Plaintiff Sought $415,458.75 In Fees, But Trial Court Reductions and Apportionments Lowered Actual Award to $95,267.41.
In partition actions, Code of Civil Procedure section 874.010(a) authorizes an award of costs to include reasonable attorney’s fees that have been “incurred or paid by a party for the common benefit.” When you get into this area of fee recovery, you will find that much older precedents come into play, which was the situation when the court reviewed defendant’s challenge to a partition fee award in Charco Ventures v. Sandoval, Case No. C060305 (3d Dist. Jan. 22, 2010) (unpublished).
Above: Partition action. Judgment of Solomon. Nicolas Poussin. 1649. Louvre.
There, plaintiff was awarded damages of $190,500 for defendant’s breach of fiduciary duty, ordered paid from the partition sale proceeds of certain property in which plaintiff and defendants were 50/50 cotenants. Plaintiff then sought $415,458.75 for the services of both current and prior counsel.
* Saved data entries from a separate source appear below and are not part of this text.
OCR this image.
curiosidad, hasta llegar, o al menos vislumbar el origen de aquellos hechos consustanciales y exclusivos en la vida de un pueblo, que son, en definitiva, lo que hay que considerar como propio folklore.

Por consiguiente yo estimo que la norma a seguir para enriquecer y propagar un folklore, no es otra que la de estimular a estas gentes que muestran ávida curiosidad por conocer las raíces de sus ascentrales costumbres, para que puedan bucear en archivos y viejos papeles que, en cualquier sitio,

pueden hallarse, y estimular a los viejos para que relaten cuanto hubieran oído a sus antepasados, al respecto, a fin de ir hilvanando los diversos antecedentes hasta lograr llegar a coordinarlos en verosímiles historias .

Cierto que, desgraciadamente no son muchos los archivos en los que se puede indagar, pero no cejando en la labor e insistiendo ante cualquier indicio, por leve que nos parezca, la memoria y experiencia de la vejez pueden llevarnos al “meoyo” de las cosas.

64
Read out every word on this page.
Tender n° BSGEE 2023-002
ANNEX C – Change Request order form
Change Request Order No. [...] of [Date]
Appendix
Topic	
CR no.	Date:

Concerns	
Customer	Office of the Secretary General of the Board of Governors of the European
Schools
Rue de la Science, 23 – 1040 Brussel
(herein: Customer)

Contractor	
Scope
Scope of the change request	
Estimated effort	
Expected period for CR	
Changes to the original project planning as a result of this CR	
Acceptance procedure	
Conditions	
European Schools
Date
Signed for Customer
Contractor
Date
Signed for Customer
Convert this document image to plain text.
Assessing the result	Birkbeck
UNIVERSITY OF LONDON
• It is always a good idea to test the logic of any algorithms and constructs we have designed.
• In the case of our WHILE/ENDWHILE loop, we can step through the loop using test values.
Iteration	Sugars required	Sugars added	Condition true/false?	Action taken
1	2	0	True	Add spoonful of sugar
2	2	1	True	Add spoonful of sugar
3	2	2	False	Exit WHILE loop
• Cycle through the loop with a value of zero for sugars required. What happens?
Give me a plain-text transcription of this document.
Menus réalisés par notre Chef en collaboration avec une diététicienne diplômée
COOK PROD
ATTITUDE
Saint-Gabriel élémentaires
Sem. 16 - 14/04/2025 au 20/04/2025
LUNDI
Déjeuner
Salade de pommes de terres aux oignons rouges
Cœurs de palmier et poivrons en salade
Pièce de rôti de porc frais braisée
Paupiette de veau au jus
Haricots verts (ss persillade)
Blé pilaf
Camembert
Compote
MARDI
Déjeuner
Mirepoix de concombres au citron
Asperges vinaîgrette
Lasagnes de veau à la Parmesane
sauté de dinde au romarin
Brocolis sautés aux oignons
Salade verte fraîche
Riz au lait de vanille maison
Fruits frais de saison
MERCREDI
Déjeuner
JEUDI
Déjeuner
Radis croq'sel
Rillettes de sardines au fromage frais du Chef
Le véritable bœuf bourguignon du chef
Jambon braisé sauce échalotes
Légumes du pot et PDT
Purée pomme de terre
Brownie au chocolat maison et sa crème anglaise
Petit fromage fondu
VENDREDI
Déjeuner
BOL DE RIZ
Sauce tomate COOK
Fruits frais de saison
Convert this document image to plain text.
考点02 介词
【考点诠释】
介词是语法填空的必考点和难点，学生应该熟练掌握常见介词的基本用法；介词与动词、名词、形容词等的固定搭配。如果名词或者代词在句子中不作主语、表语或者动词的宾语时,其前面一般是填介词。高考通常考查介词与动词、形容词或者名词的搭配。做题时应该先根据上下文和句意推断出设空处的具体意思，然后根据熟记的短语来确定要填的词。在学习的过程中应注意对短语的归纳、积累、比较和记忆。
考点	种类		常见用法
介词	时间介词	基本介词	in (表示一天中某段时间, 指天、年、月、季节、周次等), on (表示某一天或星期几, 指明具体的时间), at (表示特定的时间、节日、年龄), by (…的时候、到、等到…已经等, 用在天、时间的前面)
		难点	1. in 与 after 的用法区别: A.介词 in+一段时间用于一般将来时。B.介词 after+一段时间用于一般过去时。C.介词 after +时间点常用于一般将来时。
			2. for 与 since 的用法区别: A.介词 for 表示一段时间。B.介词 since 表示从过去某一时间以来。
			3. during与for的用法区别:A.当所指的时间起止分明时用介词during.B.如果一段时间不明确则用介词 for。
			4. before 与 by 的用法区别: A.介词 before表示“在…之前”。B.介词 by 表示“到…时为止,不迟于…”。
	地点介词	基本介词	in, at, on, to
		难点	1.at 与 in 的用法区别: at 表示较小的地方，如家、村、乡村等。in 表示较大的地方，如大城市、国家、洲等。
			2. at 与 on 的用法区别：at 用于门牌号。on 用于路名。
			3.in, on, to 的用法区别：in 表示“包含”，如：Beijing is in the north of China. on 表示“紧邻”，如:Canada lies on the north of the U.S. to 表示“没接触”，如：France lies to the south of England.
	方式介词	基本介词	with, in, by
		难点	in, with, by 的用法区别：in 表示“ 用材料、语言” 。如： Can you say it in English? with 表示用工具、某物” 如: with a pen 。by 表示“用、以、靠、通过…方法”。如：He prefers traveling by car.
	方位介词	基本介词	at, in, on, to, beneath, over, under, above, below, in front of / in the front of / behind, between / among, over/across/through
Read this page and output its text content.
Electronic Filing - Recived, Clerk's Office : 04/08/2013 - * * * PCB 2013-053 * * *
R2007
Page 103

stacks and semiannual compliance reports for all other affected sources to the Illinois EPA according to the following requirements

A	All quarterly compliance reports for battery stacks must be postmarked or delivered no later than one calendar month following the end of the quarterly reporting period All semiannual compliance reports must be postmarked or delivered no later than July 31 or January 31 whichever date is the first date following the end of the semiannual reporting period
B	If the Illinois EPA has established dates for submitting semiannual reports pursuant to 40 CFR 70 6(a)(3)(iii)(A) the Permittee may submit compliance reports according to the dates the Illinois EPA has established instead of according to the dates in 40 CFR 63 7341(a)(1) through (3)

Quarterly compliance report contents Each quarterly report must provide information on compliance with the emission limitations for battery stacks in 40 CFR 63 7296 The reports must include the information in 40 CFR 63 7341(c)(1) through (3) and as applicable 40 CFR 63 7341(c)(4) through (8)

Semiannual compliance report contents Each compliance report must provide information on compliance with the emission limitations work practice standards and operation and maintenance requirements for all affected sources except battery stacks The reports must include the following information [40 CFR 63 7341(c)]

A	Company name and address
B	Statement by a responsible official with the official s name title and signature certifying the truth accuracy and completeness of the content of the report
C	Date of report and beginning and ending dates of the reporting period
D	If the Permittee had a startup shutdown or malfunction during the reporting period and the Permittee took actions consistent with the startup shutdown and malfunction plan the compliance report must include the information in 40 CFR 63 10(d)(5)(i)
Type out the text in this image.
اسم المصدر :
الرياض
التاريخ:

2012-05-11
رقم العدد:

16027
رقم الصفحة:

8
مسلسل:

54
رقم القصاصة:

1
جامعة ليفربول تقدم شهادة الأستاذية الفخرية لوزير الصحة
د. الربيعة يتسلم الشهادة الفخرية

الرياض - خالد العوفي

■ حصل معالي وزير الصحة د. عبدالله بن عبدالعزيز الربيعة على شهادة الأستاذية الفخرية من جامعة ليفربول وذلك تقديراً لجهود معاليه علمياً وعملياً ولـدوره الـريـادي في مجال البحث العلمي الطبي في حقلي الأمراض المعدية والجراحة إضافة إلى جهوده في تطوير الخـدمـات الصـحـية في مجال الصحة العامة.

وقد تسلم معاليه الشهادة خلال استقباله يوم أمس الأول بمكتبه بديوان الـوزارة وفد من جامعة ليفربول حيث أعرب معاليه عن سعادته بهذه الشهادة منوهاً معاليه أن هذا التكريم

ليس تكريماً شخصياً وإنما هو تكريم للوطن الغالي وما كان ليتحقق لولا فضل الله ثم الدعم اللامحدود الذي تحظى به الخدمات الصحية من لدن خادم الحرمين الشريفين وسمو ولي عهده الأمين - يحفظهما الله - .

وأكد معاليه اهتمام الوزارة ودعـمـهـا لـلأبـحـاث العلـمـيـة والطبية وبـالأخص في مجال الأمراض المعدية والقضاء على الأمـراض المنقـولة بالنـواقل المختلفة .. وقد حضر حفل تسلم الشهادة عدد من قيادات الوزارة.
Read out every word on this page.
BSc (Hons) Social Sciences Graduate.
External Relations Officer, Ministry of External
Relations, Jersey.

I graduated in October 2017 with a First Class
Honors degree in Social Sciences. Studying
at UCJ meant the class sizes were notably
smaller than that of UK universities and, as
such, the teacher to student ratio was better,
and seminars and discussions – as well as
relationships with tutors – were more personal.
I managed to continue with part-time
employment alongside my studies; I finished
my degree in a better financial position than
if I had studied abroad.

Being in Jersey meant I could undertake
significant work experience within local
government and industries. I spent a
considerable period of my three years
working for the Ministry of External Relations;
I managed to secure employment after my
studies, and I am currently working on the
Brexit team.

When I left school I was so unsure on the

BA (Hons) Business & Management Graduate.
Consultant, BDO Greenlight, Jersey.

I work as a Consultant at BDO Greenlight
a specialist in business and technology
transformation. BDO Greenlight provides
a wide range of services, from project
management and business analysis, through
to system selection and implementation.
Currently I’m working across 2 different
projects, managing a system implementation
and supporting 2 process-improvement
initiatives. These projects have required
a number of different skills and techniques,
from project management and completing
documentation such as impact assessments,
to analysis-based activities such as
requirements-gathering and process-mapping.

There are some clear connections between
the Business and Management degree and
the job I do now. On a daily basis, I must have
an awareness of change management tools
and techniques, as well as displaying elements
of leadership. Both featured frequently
The trial court awarded plaintiff $95,227.61 in fees and $40 in other costs, for a total award of $95,267.41. Because plaintiff (along with another affiliated party) made numerous claims in addition to the partition claim, the primary reductions were for apportioned-out work relating to claims that were “not for the common benefit” of the cotenants. (The trial court actually applied a 54.6% allocation formula, further reduced by a 60/40 split of fees between the two cotenants.)
Defendant appealed.
The fee award was affirmed by a 3-0 panel in a decision authored by Justice Cantil-Sakauye.
Defendant primarily argued that no fees should have been awarded because plaintiff’s fees related to claims not incurred for the “common benefit” of the cotenants. The appellate court rejected this notion, observing that common benefit fees could still be awarded even in contested partition suits. (Capuccio v. Caire, 215 Cal. 518, 528-529 (1932); Riley v. Turpin, 53 Cal.2d 598, 602 (1960).) Because plaintiff’s claims were not spurious, cases refusing to award fees were found distinguishable because they had a very different sets of facts. (E.g., Forrest v. Elam, 88 Cal.App.3d 164, 167, 172-174 [involving spurious claims].) With respect to claims that do involve personal interests alone, the appellate court stated that section 874.040 takes this in account by allowing the court to make an equitable apportionment of fees—something actually done in the Sandoval matter.
Defendant also challenged the 60/40 apportionment in fees made by the lower court, arguing this was askew from the 50/50 presumptive apportionment. However, the appellate panel found the lower court apportioned as a matter of equity—not based on property interests—because defendant undertook pre-litigation efforts to obstruct sale of the property and took meritless positions in the partition suit. The equitable apportionment, under the circumstances, was no abuse of discretion.